8. Submit for instrumental analysis. Transfer the prepared extract to the appropriate analytical instrument (see below).

Common Analytical Targets

The following table summarizes the most frequently requested analyte classes, the recommended analytical technique, and key target compounds.

Heavy Metals

Technique: ICP-MS (inductively coupled plasma mass spectrometry) after acid digestion of the filter extract. Targets: lead (Pb), cadmium (Cd), chromium (Cr), nickel (Ni), and arsenic (As). Heavy metals testing is increasingly required by state cannabis regulators and is a component of FDA PMTA submissions for ENDS products. The UVM's inert, stainless-steel-free flow path minimizes background metal contamination.

Carbonyls

Technique: HPLC (high-performance liquid chromatography) after DNPH (2,4-dinitrophenylhydrazine) derivatization. Targets: formaldehyde, acetaldehyde, acrolein, crotonaldehyde, and other low-molecular-weight aldehydes and ketones. Carbonyl collection typically uses a DNPH-coated silica cartridge or DNPH solution in an impinger downstream of the particulate filter.

Volatile Organic Compounds (VOCs)

Technique: GC-MS (gas chromatography–mass spectrometry). Targets vary by study but commonly include benzene, toluene, 1,3-butadiene, and acrylonitrile.
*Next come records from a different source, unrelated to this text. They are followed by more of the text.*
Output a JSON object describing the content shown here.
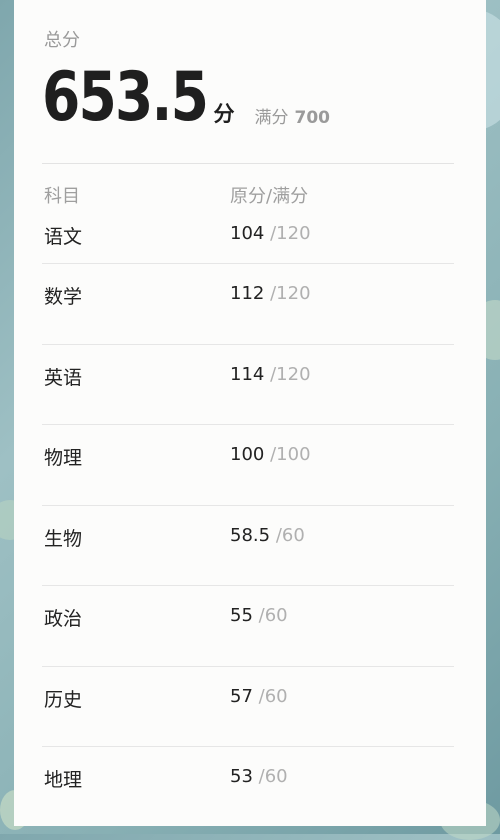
{
  "summary": {
    "total_label": "总分",
    "total_value": "653.5",
    "total_unit": "分",
    "full_mark_label": "满分",
    "full_mark_value": "700"
  },
  "table": {
    "headers": {
      "subject": "科目",
      "score": "原分/满分"
    },
    "rows": [
      {
        "subject": "语文",
        "score": "104",
        "max": "/120"
      },
      {
        "subject": "数学",
        "score": "112",
        "max": "/120"
      },
      {
        "subject": "英语",
        "score": "114",
        "max": "/120"
      },
      {
        "subject": "物理",
        "score": "100",
        "max": "/100"
      },
      {
        "subject": "生物",
        "score": "58.5",
        "max": "/60"
      },
      {
        "subject": "政治",
        "score": "55",
        "max": "/60"
      },
      {
        "subject": "历史",
        "score": "57",
        "max": "/60"
      },
      {
        "subject": "地理",
        "score": "53",
        "max": "/60"
      }
    ]
  },
  "colors": {
    "text_primary": "#222222",
    "text_muted": "#9a9a9a",
    "divider": "#e6e6e6",
    "card_background": "#fcfcfb"
  }
}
VOC collection may use sorbent tubes (Tenax, activated charcoal) or direct gas-phase sampling from the UVM exhaust.

Nicotine

Technique: LC-MS/MS (liquid chromatography tandem mass spectrometry) or GC-FID (gas chromatography with flame ionization detection). Nicotine is readily extracted from the PTFE cartridge with methanol. Deuterated nicotine (nicotine-d4) is commonly used as an internal standard.

Gravimetric (TPM)

Technique: Analytical balance (0.1 mg precision). No extraction or instrumental analysis required — simply weigh the filter before and after collection. TPM is the most basic emissions metric and is often reported alongside chemical-specific results. See also the companion application note on Aerosol Mass Output (Gravimetric).
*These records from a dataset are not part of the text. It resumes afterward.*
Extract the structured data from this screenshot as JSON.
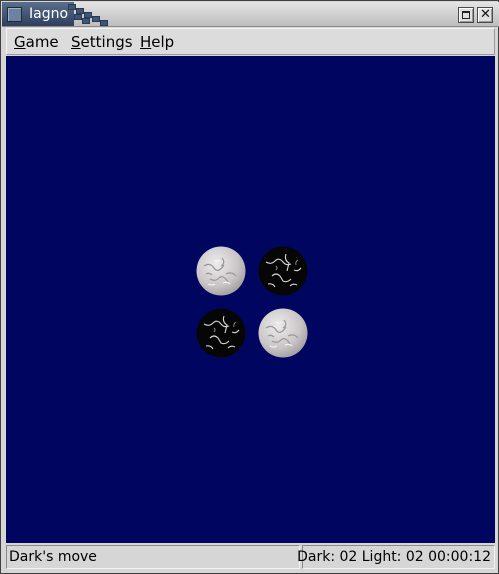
{
  "window": {
    "title": "Iagno"
  },
  "menubar": {
    "items": [
      {
        "label": "Game",
        "mnemonic": "G",
        "rest": "ame"
      },
      {
        "label": "Settings",
        "mnemonic": "S",
        "rest": "ettings"
      },
      {
        "label": "Help",
        "mnemonic": "H",
        "rest": "elp"
      }
    ]
  },
  "board": {
    "background_color": "#000660",
    "pieces": [
      {
        "position": "d4",
        "color": "light"
      },
      {
        "position": "e4",
        "color": "dark"
      },
      {
        "position": "d5",
        "color": "dark"
      },
      {
        "position": "e5",
        "color": "light"
      }
    ]
  },
  "status": {
    "message": "Dark's move",
    "score": "Dark: 02 Light: 02 00:00:12"
  }
}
Multi-Puff Collection for Trace Analysis

Many analytes of regulatory interest — heavy metals, carbonyls, certain VOCs — are present in vape emissions at very low concentrations (ng to low-μg per puff). To accumulate sufficient analyte mass for reliable quantitation above the instrument's limit of detection, it is common to collect over 50–100 or more puffs per sample.
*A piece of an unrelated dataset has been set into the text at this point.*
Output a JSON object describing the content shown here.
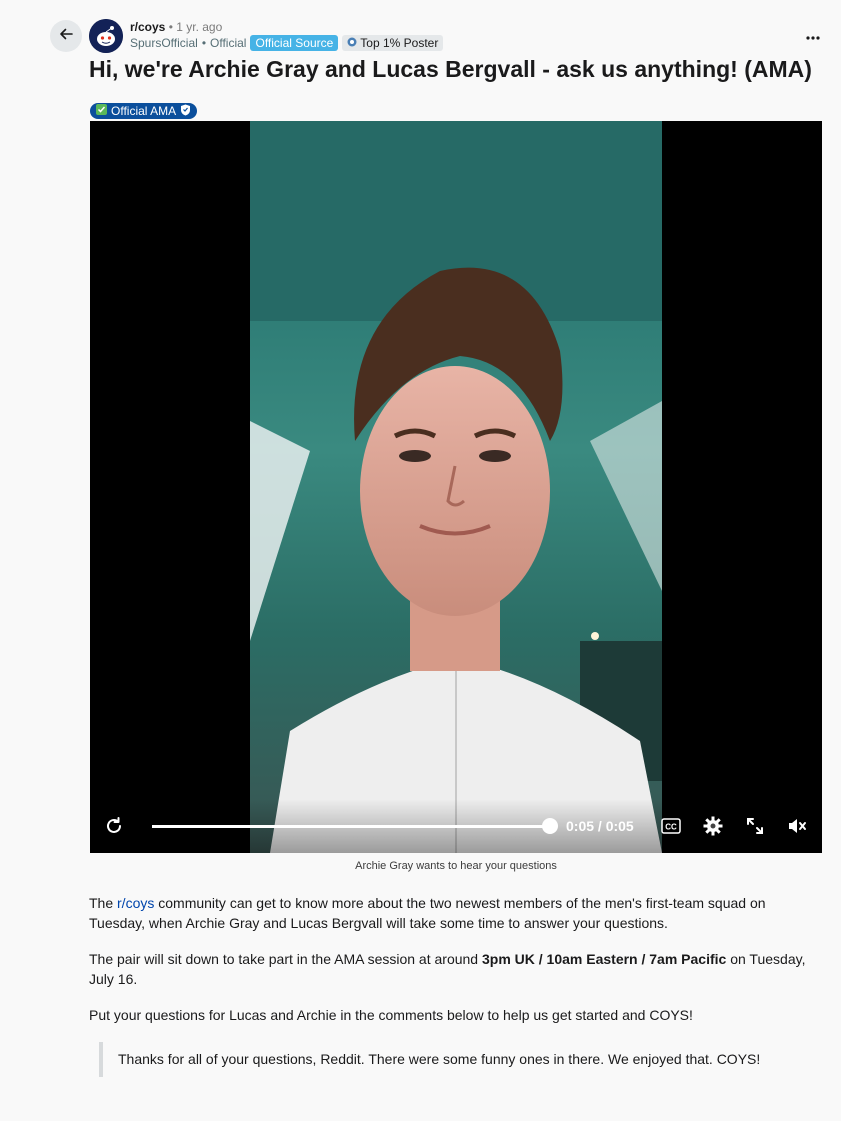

The UVM is purpose-built for this workflow. Once programmed, it runs the entire collection unattended, maintaining consistent puff parameters from the first puff to the last. Multi-hour collection runs of 200+ puffs are routine. The PTFE fiber cartridge's high saturation capacity means a single filter can handle extended runs without replacement, simplifying sample preparation and reducing the risk of analyte loss during filter changes.

Data Integration

One of the UVM's key advantages over manual collection methods is its ability to log physical puff data alongside the chemical collection. Every run records per-puff pressure drop and per-puff vapor density (via the integrated IR sensor), producing a time-series dataset that is automatically correlated with the chemical sample.

This means researchers can answer questions that pure chemical analysis cannot: Did the aerosol output change over the course of the collection? Did pressure drop increase (indicating clogging)? Was the product producing consistent vapor on every puff, or did output decline as the reservoir emptied? These physical metrics add context to the chemical results and can explain unexpected variation between replicates.

All data exports in CSV format for easy import into LIMS, Excel, or statistical software.